Problems with authority (repost)
(Originally from 9/2017.)
Let me tell you about one of the problems with authority structures.
First, a digression. Students often complain to professors about their grades. Very occasionally, a student will actually try complaining to the department chair about a professor's grading. The dept chair then gets a second professor to come in and read the paper or exam. Again, this is extremely rare (it might never happen in a whole career). But let's say it's just happened: say I've been asked to read a paper from another professor's student. The chair tells me the paper received a C, and then asks me what grade I think it deserves. Unless this paper is a work of f---ing genius, I'm probably going to say C or lower.
Why? I don't know this kid from Adam. I've never interacted with him before, and I'll never deal with him again in my life. The other professor, on the other hand, I've probably known for years, perhaps gone out to dinner with, and I'll be interacting with for perhaps another 20 years. Plus, I am fully sensitive to the challenges faced by a professor trying to deal with demanding but less-than-diligent students, and I can fully empathize with the professor’s plight. So if you think I'm going to side with the random student over the professor, you're dreaming. Everyone except the student would know this from the start.
Now, that is why authority figures get away with almost anything. Because the only people to punish them are usually other authority figures from the same organization. Their friends that they've been working with for the last decade. People who can fully and vividly empathize with their plight. People who can expect a favor returned if they themselves are in a similar spot in the future.

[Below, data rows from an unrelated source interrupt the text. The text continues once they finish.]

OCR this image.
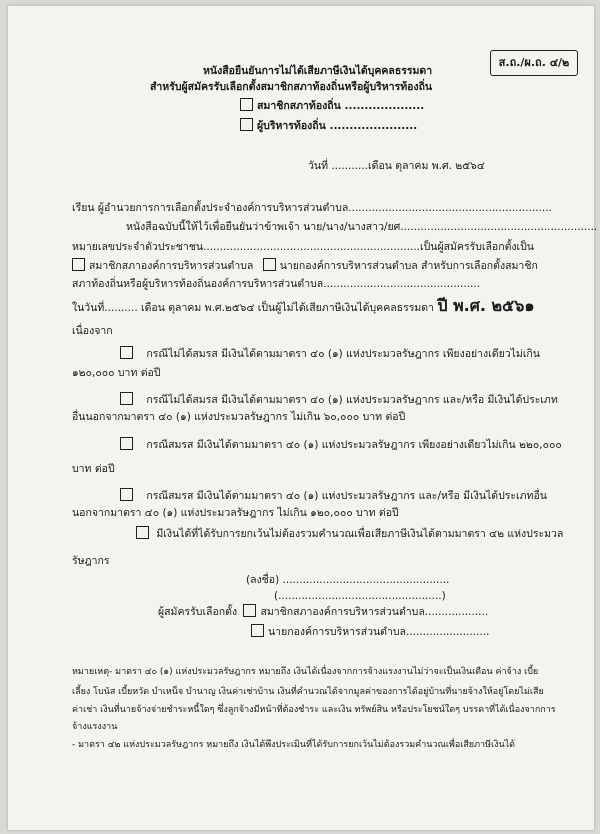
ส.ถ./ผ.ถ. ๔/๒
หนังสือยืนยันการไม่ได้เสียภาษีเงินได้บุคคลธรรมดา
สำหรับผู้สมัครรับเลือกตั้งสมาชิกสภาท้องถิ่นหรือผู้บริหารท้องถิ่น
สมาชิกสภาท้องถิ่น ....................
ผู้บริหารท้องถิ่น ......................
วันที่ ...........เดือน ตุลาคม พ.ศ. ๒๕๖๔
เรียน ผู้อำนวยการการเลือกตั้งประจำองค์การบริหารส่วนตำบล.............................................................
หนังสือฉบับนี้ให้ไว้เพื่อยืนยันว่าข้าพเจ้า นาย/นาง/นางสาว/ยศ...........................................................
หมายเลขประจำตัวประชาชน.................................................................เป็นผู้สมัครรับเลือกตั้งเป็น
สมาชิกสภาองค์การบริหารส่วนตำบล	นายกองค์การบริหารส่วนตำบล สำหรับการเลือกตั้งสมาชิก
สภาท้องถิ่นหรือผู้บริหารท้องถิ่นองค์การบริหารส่วนตำบล...............................................
ในวันที่.......... เดือน ตุลาคม พ.ศ.๒๕๖๔ เป็นผู้ไม่ได้เสียภาษีเงินได้บุคคลธรรมดา ปี พ.ศ. ๒๕๖๑
เนื่องจาก
กรณีไม่ได้สมรส มีเงินได้ตามมาตรา ๔๐ (๑) แห่งประมวลรัษฎากร เพียงอย่างเดียวไม่เกิน
๑๒๐,๐๐๐ บาท ต่อปี
กรณีไม่ได้สมรส มีเงินได้ตามมาตรา ๔๐ (๑) แห่งประมวลรัษฎากร และ/หรือ มีเงินได้ประเภท
อื่นนอกจากมาตรา ๔๐ (๑) แห่งประมวลรัษฎากร ไม่เกิน ๖๐,๐๐๐ บาท ต่อปี
กรณีสมรส มีเงินได้ตามมาตรา ๔๐ (๑) แห่งประมวลรัษฎากร เพียงอย่างเดียวไม่เกิน ๒๒๐,๐๐๐
บาท ต่อปี
กรณีสมรส มีเงินได้ตามมาตรา ๔๐ (๑) แห่งประมวลรัษฎากร และ/หรือ มีเงินได้ประเภทอื่น
นอกจากมาตรา ๔๐ (๑) แห่งประมวลรัษฎากร ไม่เกิน ๑๒๐,๐๐๐ บาท ต่อปี
มีเงินได้ที่ได้รับการยกเว้นไม่ต้องรวมคำนวณเพื่อเสียภาษีเงินได้ตามมาตรา ๔๒ แห่งประมวล
รัษฎากร
(ลงชื่อ) ..................................................
(.................................................)
ผู้สมัครรับเลือกตั้ง สมาชิกสภาองค์การบริหารส่วนตำบล...................
นายกองค์การบริหารส่วนตำบล.........................
หมายเหตุ- มาตรา ๔๐ (๑) แห่งประมวลรัษฎากร หมายถึง เงินได้เนื่องจากการจ้างแรงงานไม่ว่าจะเป็นเงินเดือน ค่าจ้าง เบี้ย
เลี้ยง โบนัส เบี้ยหวัด บำเหน็จ บำนาญ เงินค่าเช่าบ้าน เงินที่คำนวณได้จากมูลค่าของการได้อยู่บ้านที่นายจ้างให้อยู่โดยไม่เสีย
ค่าเช่า เงินที่นายจ้างจ่ายชำระหนี้ใดๆ ซึ่งลูกจ้างมีหน้าที่ต้องชำระ และเงิน ทรัพย์สิน หรือประโยชน์ใดๆ บรรดาที่ได้เนื่องจากการ
จ้างแรงงาน
- มาตรา ๔๒ แห่งประมวลรัษฎากร หมายถึง เงินได้พึงประเมินที่ได้รับการยกเว้นไม่ต้องรวมคำนวณเพื่อเสียภาษีเงินได้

Thus: if a police officer is suspected of using excessive force against a suspect, he's going to be investigated by other police. The investigators might know the cop in question personally. They can probably fully empathize with the plight of a cop. Unless this cop just murdered a baby to feast on its tender flesh, they're probably going to be a lot more sympathetic to the cop than to some 'scumbag' crime suspect.
There is a similar case when, e.g., university administrators are investigated for misconduct, as in this case: http://www.denverpost.com/2017/06/12/cu-punishments-after-handling-joe-tumpkin-case/
They're then punished by . . . other administrators. People whom they've known personally for years, they may have gone to each other's houses for dinner, and they're expecting to interact with each other for many years to come. You don't hurt your friends. Or, if you're forced to do so, you give them the lightest slap on the wrist that you can possibly get away with.
(Added:)
This is also one of the reasons for jury trials. You don't have a jury trial because random people off the street are better at figuring out what happened than experts who have been looking at crime cases for years. We need jury trials because the state is biased in favor of the state. Judges, prosecutors, and police are all government workers, they identify with the state, and they will tend to support each other. If judges decided all cases, there would be (even) more convictions, because judges would rather side with other government employees than with random "criminals" off the street.